Impianto fotovoltaico come scelta ecologica: in pellicole flessibili

A seconda della composizione dei moduli dei pannelli fotovoltaici si possono avere anche diverse configurazioni.

I pannelli propriamente detti sono costituiti essenzialmente da celle di silicio monocristallino, che ne conferiscono una struttura rotonda o quadrata dal colore uniforme.

Porzione di un pannello solare composto idi silicio monocristallino Porzione di un pannello solare composto da silicio policristallino

Molto simili sono i pannelli formati da celle di silicio policristallino, dalla forma rettangolare. Questi ultimi, rispetto ai primi, hanno un migliore rapporto qualità/prezzo ma un minore rendimento energetico. In entrambi i casi, la struttura di base contenitiva è molto rigida, di grosse dimensioni e spesso necessita di staffe per l'ancoraggio a terra.

Descrizione molto breve e coincisa per introdurre una terza casistica, ovvero le pellicole fotovoltaiche. La loro caratteristica principale è la flessibilità, permessa da una diversa configurazione delle cellule atomiche del silicio che le compongono. Alla configurazione cristallina delle precedenti si sostituisce una struttura amorfa, un vero e proprio gas di silicio ottenuto dalla pressurizzazione sotto vuoto degli atoni. Il gas, infine, è applicato su plastica, metallo o vetro, conferendo al pannello la sua struttura morbida.

Strisce di pannelli solari composti da gas di silicio amorfo

L'aspetto positivo di questo tipo di pannello è la sua grandissima adattabilità a qualunque tipo di superficie, che sia essa irregolare o curvilinea, senza distoglierne l'attenzione dalle forme base, per non parlare della sua semplicità ed economia della fabbricazione.

La pellicola fotovoltaica ha come rovescio della medaglia la sua scarsa resa, pari solo al 7-9%. Resta comunque l'unica soluzione in caso di strutture polimorfe.

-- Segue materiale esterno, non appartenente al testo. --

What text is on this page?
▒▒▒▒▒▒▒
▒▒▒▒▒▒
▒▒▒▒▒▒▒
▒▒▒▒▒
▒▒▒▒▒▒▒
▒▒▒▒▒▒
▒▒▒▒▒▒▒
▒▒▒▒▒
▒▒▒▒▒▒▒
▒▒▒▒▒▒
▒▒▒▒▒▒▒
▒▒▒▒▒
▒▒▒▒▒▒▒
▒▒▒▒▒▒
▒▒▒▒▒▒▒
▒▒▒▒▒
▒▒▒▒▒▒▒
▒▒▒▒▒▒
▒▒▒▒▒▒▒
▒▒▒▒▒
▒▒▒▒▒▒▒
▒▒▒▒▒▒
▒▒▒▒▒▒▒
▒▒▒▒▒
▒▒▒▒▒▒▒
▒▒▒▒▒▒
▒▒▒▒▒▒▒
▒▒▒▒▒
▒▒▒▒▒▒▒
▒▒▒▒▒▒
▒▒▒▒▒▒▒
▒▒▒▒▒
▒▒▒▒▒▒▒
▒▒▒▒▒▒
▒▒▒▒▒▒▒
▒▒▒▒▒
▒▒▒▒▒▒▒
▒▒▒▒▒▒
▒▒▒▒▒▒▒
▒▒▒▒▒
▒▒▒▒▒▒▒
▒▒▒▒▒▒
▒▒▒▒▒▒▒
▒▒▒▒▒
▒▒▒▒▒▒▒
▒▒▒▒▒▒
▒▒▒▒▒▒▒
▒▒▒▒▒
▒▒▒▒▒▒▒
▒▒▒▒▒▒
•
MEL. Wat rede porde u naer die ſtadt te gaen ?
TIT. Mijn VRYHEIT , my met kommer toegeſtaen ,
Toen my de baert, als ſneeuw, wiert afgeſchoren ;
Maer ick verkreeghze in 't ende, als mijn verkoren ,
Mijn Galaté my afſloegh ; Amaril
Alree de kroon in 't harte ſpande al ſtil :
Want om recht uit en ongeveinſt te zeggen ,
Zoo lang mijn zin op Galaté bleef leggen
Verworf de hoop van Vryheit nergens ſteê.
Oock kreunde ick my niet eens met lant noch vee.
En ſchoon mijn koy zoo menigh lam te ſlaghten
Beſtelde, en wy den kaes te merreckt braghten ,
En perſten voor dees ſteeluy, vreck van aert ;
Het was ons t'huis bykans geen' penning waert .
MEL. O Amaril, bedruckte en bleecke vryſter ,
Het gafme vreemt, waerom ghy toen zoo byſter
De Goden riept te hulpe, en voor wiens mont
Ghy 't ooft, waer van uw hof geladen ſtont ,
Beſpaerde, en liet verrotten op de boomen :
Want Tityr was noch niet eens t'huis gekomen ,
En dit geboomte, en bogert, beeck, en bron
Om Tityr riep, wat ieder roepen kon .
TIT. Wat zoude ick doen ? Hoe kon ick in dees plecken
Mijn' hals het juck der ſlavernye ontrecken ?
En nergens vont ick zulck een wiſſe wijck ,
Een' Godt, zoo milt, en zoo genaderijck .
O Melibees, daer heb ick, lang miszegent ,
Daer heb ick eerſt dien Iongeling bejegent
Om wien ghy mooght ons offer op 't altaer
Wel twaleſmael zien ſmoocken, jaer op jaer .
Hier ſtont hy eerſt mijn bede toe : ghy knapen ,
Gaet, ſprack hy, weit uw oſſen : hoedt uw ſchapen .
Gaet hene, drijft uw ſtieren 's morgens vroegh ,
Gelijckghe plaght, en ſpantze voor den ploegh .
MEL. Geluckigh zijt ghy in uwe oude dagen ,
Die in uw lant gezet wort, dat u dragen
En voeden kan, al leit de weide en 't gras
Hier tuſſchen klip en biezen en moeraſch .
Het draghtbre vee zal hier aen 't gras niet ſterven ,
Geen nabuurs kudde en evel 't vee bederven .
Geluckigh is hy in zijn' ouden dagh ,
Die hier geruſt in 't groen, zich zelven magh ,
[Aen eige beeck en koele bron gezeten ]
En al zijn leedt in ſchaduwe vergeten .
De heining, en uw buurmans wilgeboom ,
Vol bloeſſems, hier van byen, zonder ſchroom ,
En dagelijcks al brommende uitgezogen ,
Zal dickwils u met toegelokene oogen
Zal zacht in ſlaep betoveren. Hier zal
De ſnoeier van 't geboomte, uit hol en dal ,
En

Da questo punto di vista, si prospettano importanti novità e incremento delle prestazioni che dovrebbero incrementare fino al 20% nel 2016, superando nettamente la resa delle altre due tipologie di pannello. A questo proposito è stata intrapreso un dettagliato e attento studio di ricerca dalla compagnia norvegese EnSol e da un team di ricercatori dell'Università di Leicester che ha come portavoce Il professor Chris Binns. Dagli studi congiunti, oltre al notevole incremento delle prestazione, emerge anche un'altra importante qualità delle pellicole. Il gas di silicio sarà trasparente e questo aumenterà notevolmente l'applicabilità delle pellicole anche ai vetri, andando a sostituire le attuali tecnologie. Questo genere di pannellatura permette una notevole versatilità nell'applicazione ma non solo. Le pellicole saranno anche prodotte nelle più svariate forme e dimensioni, molto probabilmente ordinabili a metraggio, e si adatteranno quindi alle esigenze del mercato e del fruitore. L'applicazione delle pellicole non si risolve soltanto all'edilizia perché attualmente ci sono varie sperimentazioni che ne confermano l'uso anche ad oggetto, come borse, lampade e calcolatrici e sostituiranno la rigidità del pannello classico.